When collecting data, focusing on specific places, hashtags, or keywords associated with crime is essential. This strategy reduces the scope of the information acquired and brings context. For this purpose, we developed an NLP module to identify the mentioned names, organisations, and locations in various languages and classify them into predefined labels. Detecting names may seem straightforward: a simple search for a mention of the name you need in the text. However, names are ambiguous; for instance, if we find the name “Barcelona”, is this a city (location) or a football team (organisation)? In this case, the LLM learns the context in which this name occurs and disambiguates the names. The model can also handle name variations, such as “USA”, “U.S.A.”, and “United States of America”.
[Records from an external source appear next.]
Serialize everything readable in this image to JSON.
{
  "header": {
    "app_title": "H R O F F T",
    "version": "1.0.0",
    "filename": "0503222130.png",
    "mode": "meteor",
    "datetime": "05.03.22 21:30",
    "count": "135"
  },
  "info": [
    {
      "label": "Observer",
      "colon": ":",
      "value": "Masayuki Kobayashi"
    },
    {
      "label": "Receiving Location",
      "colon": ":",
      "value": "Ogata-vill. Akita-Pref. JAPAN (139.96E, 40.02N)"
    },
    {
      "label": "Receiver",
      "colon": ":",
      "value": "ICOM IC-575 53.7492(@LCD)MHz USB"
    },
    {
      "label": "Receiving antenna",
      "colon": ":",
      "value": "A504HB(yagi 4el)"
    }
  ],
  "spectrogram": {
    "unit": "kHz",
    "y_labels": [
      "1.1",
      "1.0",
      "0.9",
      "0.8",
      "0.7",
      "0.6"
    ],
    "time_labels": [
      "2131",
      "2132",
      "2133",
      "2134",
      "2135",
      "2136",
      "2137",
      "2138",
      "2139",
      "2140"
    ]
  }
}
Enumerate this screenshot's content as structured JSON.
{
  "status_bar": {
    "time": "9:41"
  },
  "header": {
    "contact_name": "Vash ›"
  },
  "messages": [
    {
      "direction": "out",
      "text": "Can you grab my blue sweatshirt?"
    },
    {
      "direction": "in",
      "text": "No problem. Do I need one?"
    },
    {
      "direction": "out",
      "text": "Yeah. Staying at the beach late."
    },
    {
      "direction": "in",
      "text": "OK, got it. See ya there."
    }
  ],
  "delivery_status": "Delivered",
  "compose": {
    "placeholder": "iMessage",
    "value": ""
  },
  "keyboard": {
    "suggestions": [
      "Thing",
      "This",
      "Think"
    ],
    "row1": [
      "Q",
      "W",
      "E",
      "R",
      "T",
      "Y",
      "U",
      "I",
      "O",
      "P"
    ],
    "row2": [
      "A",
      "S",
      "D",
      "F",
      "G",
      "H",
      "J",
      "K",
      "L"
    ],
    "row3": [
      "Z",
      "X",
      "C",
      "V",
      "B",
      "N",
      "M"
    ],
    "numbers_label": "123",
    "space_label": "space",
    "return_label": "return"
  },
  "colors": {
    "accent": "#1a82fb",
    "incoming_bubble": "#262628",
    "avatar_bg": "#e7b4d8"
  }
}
NLP modules within the APPRAISE project can process thousands of social media posts per second, facilitating suspicious behaviour detection, due to a mid-size LLM, which gives a good performance and speed.

References

Cheng-Han Chiang, Yung-Sung Chuang, and Hung-yi Lee. 2022. Recent Advances in Pre-trained Language Models: Why Do They Work and How Do They Work. In Proceedings of the 2nd Conference of the Asia-Pacific Chapter of the Association for Computational Linguistics and the 12th International Joint Conference on Natural Language Processing: Tutorial Abstracts, pages 8–15, Taipei. Association for Computational Linguistics.

Devlin J., Chang M-W, Lee K., and Toutanova K. 2019. BERT: Pre-training of Deep Bidirectional Transformers for Language Understanding. In Proceedings of the 2019 Conference of the North American Chapter of the Association for Computational Linguistics: Human Language Technologies, Volume 1 (Long and Short Papers), pages 4171–4186, Minneapolis, Minnesota. Association for Computational Linguistics.

Elezaj, O., Yayilgan, S. Y., Kalemi, E., Wendelberg, L., Abomhara, M., & Ahmed, J. (2020). Towards designing a knowledge graph-based framework for investigating and preventing crime on online social networks. In E-Democracy–Safeguarding Democracy and Human Rights in the Digital Age: 8th International Conference, e-Democracy 2019, Athens, Greece, December 12-13, 2019, Proceedings 8 (pp. 181-195). Springer International Publishing.

Huang, L., Liu, G., Chen, T., Yuan, H., Shi, P., & Miao, Y. (2021). Similarity-based emergency event detection in social media. Journal of safety science and resilience, 2(1), 11-19.

Merayo-Alba, S., Fidalgo, E., González-Castro, V., Alaiz-Rodríguez, R., & Velasco-Mata, J. (2019). Use of natural language processing to identify inappropriate content in text. In Hybrid Artificial Intelligent Systems: 14th International Conference, HAIS 2019, León, Spain, September 4–6, 2019, Proceedings 14 (pp. 254-263). Springer International Publishing.

Weimann, Gabriel. New Terrorism and New Media. Washington, DC: Commons Lab of the Woodrow Wilson International Center for Scholars, 2014.